Notes from a newcomer
September 2005
Marion discusses the variations in language, particularly slang that separate the generations
"Slang is dead language," my English teacher used to tell us sternly, red biro poised to strike the offending words from our essays. Dead it might be, but what offers a more fascinating reflection of changing times?
It seems incredible now that anyone ever actually exclaimed 'Golly!' or 'Gosh!' unless they were characters in an Enid Blyton story, but anyone over 40 can compile a list of once familiar terms that are heard no more. Back in the 50s, American slang was the thing; it was hip to say 'Gee' or, even more embarrassingly, 'Gee Whiz!'. Then in the 60s the Beatles introduced us to Liverpudlian argot and youngsters who had never been north of Watford called their friends 'whacker' and ate 'butties' instead of sandwiches. We wore trendy gear and went to fab happenings.

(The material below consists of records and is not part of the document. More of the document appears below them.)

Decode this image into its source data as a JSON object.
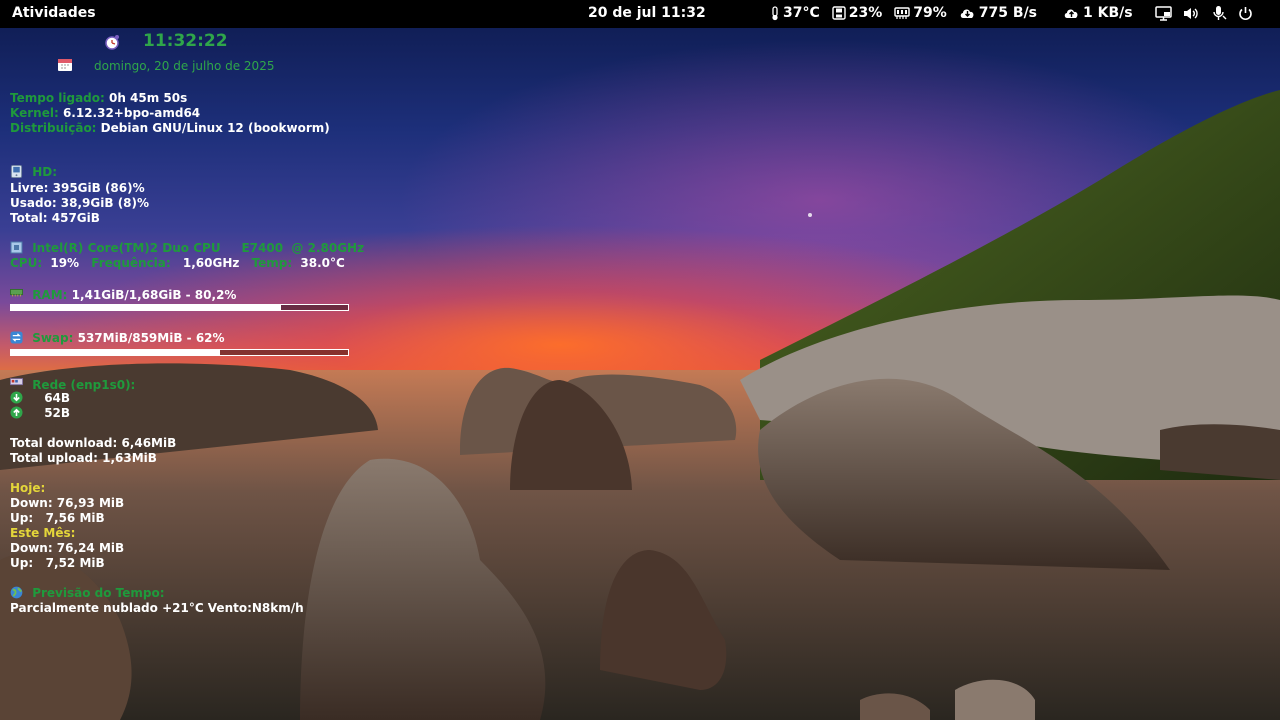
{
  "topbar": {
    "activities": "Atividades",
    "clock": "20 de jul  11:32",
    "indicators": [
      {
        "icon": "thermometer-icon",
        "value": "37°C"
      },
      {
        "icon": "disk-icon",
        "value": "23%"
      },
      {
        "icon": "memory-icon",
        "value": "79%"
      },
      {
        "icon": "download-cloud-icon",
        "value": "775 B/s"
      },
      {
        "icon": "upload-cloud-icon",
        "value": "1 KB/s"
      }
    ]
  },
  "conky": {
    "time": "11:32:22",
    "date": "domingo, 20 de julho de 2025",
    "uptime_label": "Tempo ligado:",
    "uptime_value": "0h 45m 50s",
    "kernel_label": "Kernel:",
    "kernel_value": "6.12.32+bpo-amd64",
    "distro_label": "Distribuição:",
    "distro_value": "Debian GNU/Linux 12 (bookworm)",
    "hd_title": "HD:",
    "hd_free": "Livre: 395GiB (86)%",
    "hd_used": "Usado: 38,9GiB (8)%",
    "hd_total": "Total: 457GiB",
    "cpu_model": "Intel(R) Core(TM)2 Duo CPU     E7400  @ 2.80GHz",
    "cpu_label": "CPU:",
    "cpu_value": "19%",
    "freq_label": "Frequência:",
    "freq_value": "1,60GHz",
    "temp_label": "Temp:",
    "temp_value": "38.0°C",
    "ram_label": "RAM:",
    "ram_value": "1,41GiB/1,68GiB - 80,2%",
    "ram_fraction": 0.802,
    "swap_label": "Swap:",
    "swap_value": "537MiB/859MiB - 62%",
    "swap_fraction": 0.62,
    "net_title": "Rede (enp1s0):",
    "net_down": "64B",
    "net_up": "52B",
    "total_download": "Total download: 6,46MiB",
    "total_upload": "Total upload: 1,63MiB",
    "today_label": "Hoje:",
    "today_down": "Down: 76,93 MiB",
    "today_up": "Up:   7,56 MiB",
    "month_label": "Este Mês:",
    "month_down": "Down: 76,24 MiB",
    "month_up": "Up:   7,52 MiB",
    "weather_title": "Previsão do Tempo:",
    "weather_value": "Parcialmente nublado +21°C Vento:N8km/h"
  },
  "colors": {
    "label_green": "#1f9a3c",
    "label_yellow": "#e4d63a",
    "topbar_bg": "#000000"
  }
}
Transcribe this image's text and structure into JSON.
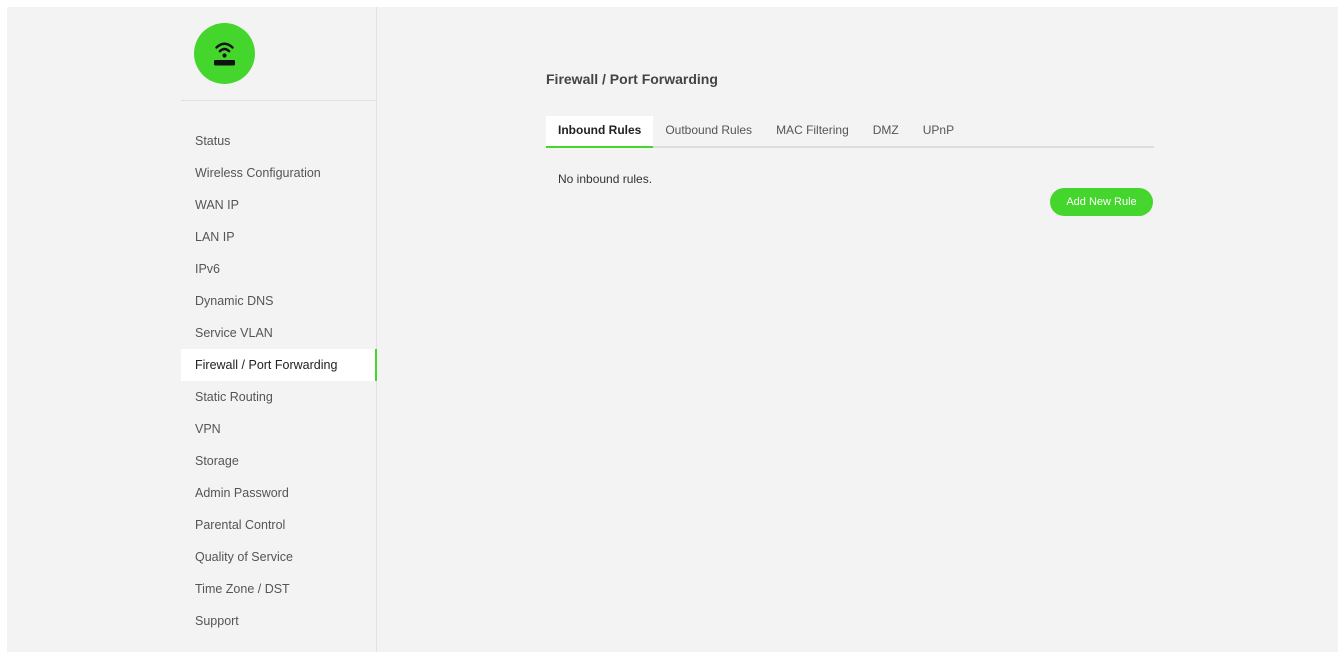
{
  "brand": {
    "logo_icon": "wifi-router-icon",
    "accent_color": "#44d62c"
  },
  "sidebar": {
    "items": [
      {
        "label": "Status"
      },
      {
        "label": "Wireless Configuration"
      },
      {
        "label": "WAN IP"
      },
      {
        "label": "LAN IP"
      },
      {
        "label": "IPv6"
      },
      {
        "label": "Dynamic DNS"
      },
      {
        "label": "Service VLAN"
      },
      {
        "label": "Firewall / Port Forwarding",
        "active": true
      },
      {
        "label": "Static Routing"
      },
      {
        "label": "VPN"
      },
      {
        "label": "Storage"
      },
      {
        "label": "Admin Password"
      },
      {
        "label": "Parental Control"
      },
      {
        "label": "Quality of Service"
      },
      {
        "label": "Time Zone / DST"
      },
      {
        "label": "Support"
      }
    ]
  },
  "main": {
    "title": "Firewall / Port Forwarding",
    "tabs": [
      {
        "label": "Inbound Rules",
        "active": true
      },
      {
        "label": "Outbound Rules"
      },
      {
        "label": "MAC Filtering"
      },
      {
        "label": "DMZ"
      },
      {
        "label": "UPnP"
      }
    ],
    "empty_message": "No inbound rules.",
    "add_button_label": "Add New Rule"
  }
}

As much as clothes, language is the surest indicator of the generation gap. I'm about as likely to wear low-slung jeans with a cropped top as to use the word 'cool' to describe anything other than the temperature. Nor will you hear me say something is well wicked when I mean it is really very good. But I love the story of the Queen Mother surprising her family by demanding 'Respect!". I would never have put her down as a rapper but, you never know, perhaps she was a secret Eminem fan.
If he was tired, my father would never have used the term knackered, instead he claimed he was 'Harry Flakers'*. I don't know whether that came from his London roots or if it was RAF slang, which our family used quite a lot. If the car wasn't working it was U.S. (unserviceable), if it was in a crash it was pranged. I'm not convinced that anyone other than Biggles and his pals ever described anything as a 'wizard show' but we did say that someone was as dim as a NAAFI candle or, alternatively, a Toc H lamp; two pressions that would require explanatory footnotes if they were used now.
The great joy of the English language is that it is insatiably greedy for new words and, like a child with too many toys, it plays with new ones for a while before discarding them. Some slang survives to become a permanent part of our language while other words last only until the novelty wears off.
I suppose that my English teacher did have a point because slang inevitably dies with the generation that used it. I once had a very old dictionary that contained the 'pozziewallah', which in the days of the Raj was a term used to describe someone 'who is inordinately fond of jam'. How cool is that?
* If anyone knows the origin of Harry Flakers, I'd love to hear it.